Dr Menz conducted the study with his research team while previously working for the Max Planck Institute of Animal Behaviour (MPI-AB) in Germany, radio tracking migrating hawkmoths for up to 80 kilometres – the longest distance that any insect has been continuously monitored in the wild.

The study, which also involved the University of Konstanz in Germany and the University of Exeter in Britain, confirms that hawkmoths can accurately maintain straight trajectories over long distances, employing sophisticated strategies to counter and correct for unfavourable wind conditions.

The findings reveal that insects are capable of accurate navigation on their long journeys.

“Studying insects on the move is a formidable challenge,” said Dr Menz.

“They’re usually too numerous to mark and find again, and too small to carry tracking devices.

“Understanding what insects do during migration, and how they respond to weather, is a last frontier in migration science.”

When winds were favourable, researchers found the hawkmoths flew high and slow, allowing the air to carry them.

But during harsh headwinds or crosswinds, they flew low to the ground and increased speed to keep control of their path.

“For years it was assumed that insect migration was mostly about getting blown around. But we show that insects are capable of being great navigators, on par with birds, and are far less vulnerable to wind conditions than we thought,” Dr Menz said.
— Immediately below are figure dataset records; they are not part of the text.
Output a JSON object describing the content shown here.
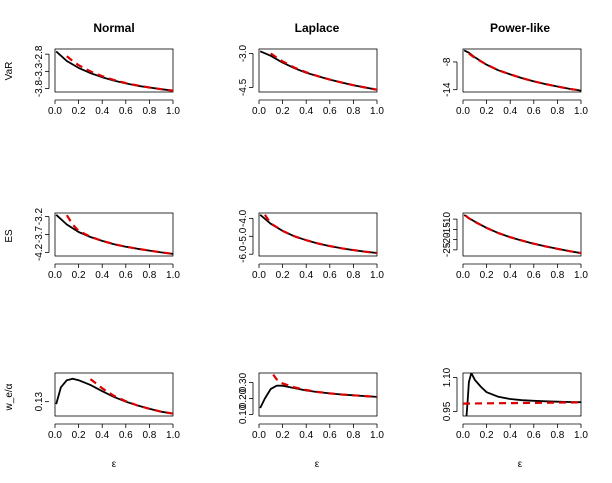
{
  "figure": {
    "col_titles": [
      "Normal",
      "Laplace",
      "Power-like"
    ],
    "row_labels": [
      "VaR",
      "ES",
      "w_e/α"
    ],
    "xlabel": "ε"
  },
  "styles": {
    "exact_color": "#000000",
    "approx_color": "#dd0000"
  },
  "chart_data": [
    {
      "id": "var-normal",
      "type": "line",
      "xlim": [
        0,
        1
      ],
      "ylim": [
        -3.9,
        -2.65
      ],
      "xticks": [
        "0.0",
        "0.2",
        "0.4",
        "0.6",
        "0.8",
        "1.0"
      ],
      "yticks": [
        "-2.8",
        "-3.3",
        "-3.8"
      ],
      "series": [
        {
          "style": "exact",
          "x": [
            0.01,
            0.1,
            0.2,
            0.3,
            0.4,
            0.5,
            0.6,
            0.7,
            0.8,
            0.9,
            1.0
          ],
          "y": [
            -2.72,
            -3.0,
            -3.2,
            -3.35,
            -3.47,
            -3.57,
            -3.65,
            -3.72,
            -3.77,
            -3.82,
            -3.86
          ]
        },
        {
          "style": "approx",
          "x": [
            0.1,
            0.15,
            0.2,
            0.3,
            0.4,
            0.5,
            0.6,
            0.7,
            0.8,
            0.9,
            1.0
          ],
          "y": [
            -2.86,
            -3.0,
            -3.12,
            -3.3,
            -3.44,
            -3.55,
            -3.64,
            -3.71,
            -3.77,
            -3.82,
            -3.86
          ]
        }
      ]
    },
    {
      "id": "var-laplace",
      "type": "line",
      "xlim": [
        0,
        1
      ],
      "ylim": [
        -4.7,
        -2.8
      ],
      "xticks": [
        "0.0",
        "0.2",
        "0.4",
        "0.6",
        "0.8",
        "1.0"
      ],
      "yticks": [
        "-3.0",
        "-4.5"
      ],
      "series": [
        {
          "style": "exact",
          "x": [
            0.01,
            0.1,
            0.2,
            0.3,
            0.4,
            0.5,
            0.6,
            0.7,
            0.8,
            0.9,
            1.0
          ],
          "y": [
            -2.9,
            -3.1,
            -3.4,
            -3.65,
            -3.85,
            -4.0,
            -4.15,
            -4.28,
            -4.4,
            -4.5,
            -4.6
          ]
        },
        {
          "style": "approx",
          "x": [
            0.1,
            0.15,
            0.2,
            0.3,
            0.4,
            0.5,
            0.6,
            0.7,
            0.8,
            0.9,
            1.0
          ],
          "y": [
            -3.0,
            -3.18,
            -3.35,
            -3.62,
            -3.83,
            -4.0,
            -4.15,
            -4.28,
            -4.4,
            -4.5,
            -4.6
          ]
        }
      ]
    },
    {
      "id": "var-power",
      "type": "line",
      "xlim": [
        0,
        1
      ],
      "ylim": [
        -14.5,
        -5.2
      ],
      "xticks": [
        "0.0",
        "0.2",
        "0.4",
        "0.6",
        "0.8",
        "1.0"
      ],
      "yticks": [
        "-8",
        "-14"
      ],
      "series": [
        {
          "style": "exact",
          "x": [
            0.01,
            0.05,
            0.1,
            0.2,
            0.3,
            0.4,
            0.5,
            0.6,
            0.7,
            0.8,
            0.9,
            1.0
          ],
          "y": [
            -5.5,
            -6.0,
            -7.0,
            -8.6,
            -9.8,
            -10.7,
            -11.5,
            -12.2,
            -12.8,
            -13.3,
            -13.8,
            -14.2
          ]
        },
        {
          "style": "approx",
          "x": [
            0.05,
            0.1,
            0.2,
            0.3,
            0.4,
            0.5,
            0.6,
            0.7,
            0.8,
            0.9,
            1.0
          ],
          "y": [
            -6.2,
            -7.1,
            -8.6,
            -9.8,
            -10.7,
            -11.5,
            -12.2,
            -12.8,
            -13.3,
            -13.8,
            -14.2
          ]
        }
      ]
    },
    {
      "id": "es-normal",
      "type": "line",
      "xlim": [
        0,
        1
      ],
      "ylim": [
        -4.3,
        -3.1
      ],
      "xticks": [
        "0.0",
        "0.2",
        "0.4",
        "0.6",
        "0.8",
        "1.0"
      ],
      "yticks": [
        "-3.2",
        "-3.7",
        "-4.2"
      ],
      "series": [
        {
          "style": "exact",
          "x": [
            0.01,
            0.1,
            0.2,
            0.3,
            0.4,
            0.5,
            0.6,
            0.7,
            0.8,
            0.9,
            1.0
          ],
          "y": [
            -3.15,
            -3.42,
            -3.63,
            -3.77,
            -3.88,
            -3.97,
            -4.04,
            -4.1,
            -4.15,
            -4.2,
            -4.24
          ]
        },
        {
          "style": "approx",
          "x": [
            0.1,
            0.15,
            0.2,
            0.3,
            0.4,
            0.5,
            0.6,
            0.7,
            0.8,
            0.9,
            1.0
          ],
          "y": [
            -3.16,
            -3.42,
            -3.6,
            -3.76,
            -3.88,
            -3.97,
            -4.04,
            -4.1,
            -4.15,
            -4.2,
            -4.24
          ]
        }
      ]
    },
    {
      "id": "es-laplace",
      "type": "line",
      "xlim": [
        0,
        1
      ],
      "ylim": [
        -6.1,
        -3.7
      ],
      "xticks": [
        "0.0",
        "0.2",
        "0.4",
        "0.6",
        "0.8",
        "1.0"
      ],
      "yticks": [
        "-4.0",
        "-5.0",
        "-6.0"
      ],
      "series": [
        {
          "style": "exact",
          "x": [
            0.01,
            0.1,
            0.2,
            0.3,
            0.4,
            0.5,
            0.6,
            0.7,
            0.8,
            0.9,
            1.0
          ],
          "y": [
            -3.8,
            -4.3,
            -4.7,
            -5.0,
            -5.22,
            -5.4,
            -5.55,
            -5.67,
            -5.77,
            -5.86,
            -5.93
          ]
        },
        {
          "style": "approx",
          "x": [
            0.05,
            0.1,
            0.2,
            0.3,
            0.4,
            0.5,
            0.6,
            0.7,
            0.8,
            0.9,
            1.0
          ],
          "y": [
            -3.8,
            -4.28,
            -4.7,
            -5.0,
            -5.22,
            -5.4,
            -5.55,
            -5.67,
            -5.77,
            -5.86,
            -5.93
          ]
        }
      ]
    },
    {
      "id": "es-power",
      "type": "line",
      "xlim": [
        0,
        1
      ],
      "ylim": [
        -28,
        -7
      ],
      "xticks": [
        "0.0",
        "0.2",
        "0.4",
        "0.6",
        "0.8",
        "1.0"
      ],
      "yticks": [
        "-10",
        "-15",
        "-20",
        "-25"
      ],
      "series": [
        {
          "style": "exact",
          "x": [
            0.01,
            0.05,
            0.1,
            0.2,
            0.3,
            0.4,
            0.5,
            0.6,
            0.7,
            0.8,
            0.9,
            1.0
          ],
          "y": [
            -8.0,
            -9.5,
            -11.2,
            -14.3,
            -16.8,
            -18.8,
            -20.5,
            -22.0,
            -23.3,
            -24.5,
            -25.6,
            -26.6
          ]
        },
        {
          "style": "approx",
          "x": [
            0.02,
            0.05,
            0.1,
            0.2,
            0.3,
            0.4,
            0.5,
            0.6,
            0.7,
            0.8,
            0.9,
            1.0
          ],
          "y": [
            -8.2,
            -9.6,
            -11.3,
            -14.3,
            -16.8,
            -18.8,
            -20.5,
            -22.0,
            -23.3,
            -24.5,
            -25.6,
            -26.6
          ]
        }
      ]
    },
    {
      "id": "w-normal",
      "type": "line",
      "xlim": [
        0,
        1
      ],
      "ylim": [
        0.1,
        0.19
      ],
      "xticks": [
        "0.0",
        "0.2",
        "0.4",
        "0.6",
        "0.8",
        "1.0"
      ],
      "yticks": [
        "0.13"
      ],
      "series": [
        {
          "style": "exact",
          "x": [
            0.01,
            0.05,
            0.1,
            0.15,
            0.2,
            0.3,
            0.4,
            0.5,
            0.6,
            0.7,
            0.8,
            0.9,
            1.0
          ],
          "y": [
            0.125,
            0.16,
            0.175,
            0.178,
            0.175,
            0.165,
            0.152,
            0.14,
            0.13,
            0.122,
            0.115,
            0.109,
            0.105
          ]
        },
        {
          "style": "approx",
          "x": [
            0.3,
            0.35,
            0.4,
            0.5,
            0.6,
            0.7,
            0.8,
            0.9,
            1.0
          ],
          "y": [
            0.177,
            0.168,
            0.158,
            0.142,
            0.131,
            0.122,
            0.115,
            0.109,
            0.105
          ]
        }
      ]
    },
    {
      "id": "w-laplace",
      "type": "line",
      "xlim": [
        0,
        1
      ],
      "ylim": [
        0.09,
        0.36
      ],
      "xticks": [
        "0.0",
        "0.2",
        "0.4",
        "0.6",
        "0.8",
        "1.0"
      ],
      "yticks": [
        "0.10",
        "0.20",
        "0.30"
      ],
      "series": [
        {
          "style": "exact",
          "x": [
            0.01,
            0.05,
            0.1,
            0.15,
            0.2,
            0.3,
            0.4,
            0.5,
            0.6,
            0.7,
            0.8,
            0.9,
            1.0
          ],
          "y": [
            0.14,
            0.2,
            0.26,
            0.28,
            0.28,
            0.265,
            0.25,
            0.24,
            0.232,
            0.225,
            0.22,
            0.215,
            0.21
          ]
        },
        {
          "style": "approx",
          "x": [
            0.12,
            0.15,
            0.2,
            0.3,
            0.4,
            0.5,
            0.6,
            0.7,
            0.8,
            0.9,
            1.0
          ],
          "y": [
            0.35,
            0.32,
            0.295,
            0.27,
            0.253,
            0.241,
            0.232,
            0.225,
            0.22,
            0.215,
            0.21
          ]
        }
      ]
    },
    {
      "id": "w-power",
      "type": "line",
      "xlim": [
        0,
        1
      ],
      "ylim": [
        0.93,
        1.12
      ],
      "xticks": [
        "0.0",
        "0.2",
        "0.4",
        "0.6",
        "0.8",
        "1.0"
      ],
      "yticks": [
        "0.95",
        "1.10"
      ],
      "series": [
        {
          "style": "exact",
          "x": [
            0.03,
            0.04,
            0.05,
            0.07,
            0.1,
            0.15,
            0.2,
            0.3,
            0.4,
            0.5,
            0.6,
            0.7,
            0.8,
            0.9,
            1.0
          ],
          "y": [
            0.93,
            1.0,
            1.08,
            1.12,
            1.09,
            1.06,
            1.035,
            1.015,
            1.005,
            1.0,
            0.997,
            0.995,
            0.993,
            0.992,
            0.991
          ]
        },
        {
          "style": "approx",
          "x": [
            0.0,
            0.2,
            0.4,
            0.6,
            0.8,
            1.0
          ],
          "y": [
            0.985,
            0.986,
            0.987,
            0.988,
            0.989,
            0.99
          ]
        }
      ]
    }
  ]
}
“By showing that it is technically possible to continuously monitor individual insects over migration, and to observe their flight behaviour in detail, we hope to inspire more studies to answer many more big questions in this area.”

The research team first reared caterpillars until adulthood in a laboratory. When moths emerged as adults, they were fixed with radio tags weighing 0.2 grams—less than 15 per cent of an adult moth’s body weight.

“The moths would probably eat more weight than that in a night, so these tags are extremely light for the insects,” Dr Menz said.

The researchers were then able to track the radio-tagged hawkmoths in a light aircraft, becoming the first study of its type to continuously study nocturnal migrating insects in the wild, and the longest distance over which any insect has been continuously tracked in the field.

The team followed 14 moths each for up to 80 kilometres or four hours in a stretch long enough to be considered migratory flight, using antennas mounted on a Cessna aircraft to detect precise locations every five to 15 minutes.

Insects were followed in a south-south-west direction from Konstanz in Germany into the Alps, which follows the route taken by hawkmoths towards the Mediterranean and Northwest Africa.

“When you’re in an airplane, it becomes extremely difficult to wait for the insects to begin migrating again because you would have to be in the air when this happens, which could be anytime in the night,” said study senior author and movement ecologist for MPI-AB and the University of Konstanz, Martin Wikelski.

Dr Menz said the research team now wanted to find out how moths are able to maintain such straight lines.

“Based on past lab work, it’s possible that the insects are using internal compasses, both visual and magnetic, to chart their way around the world,” he said.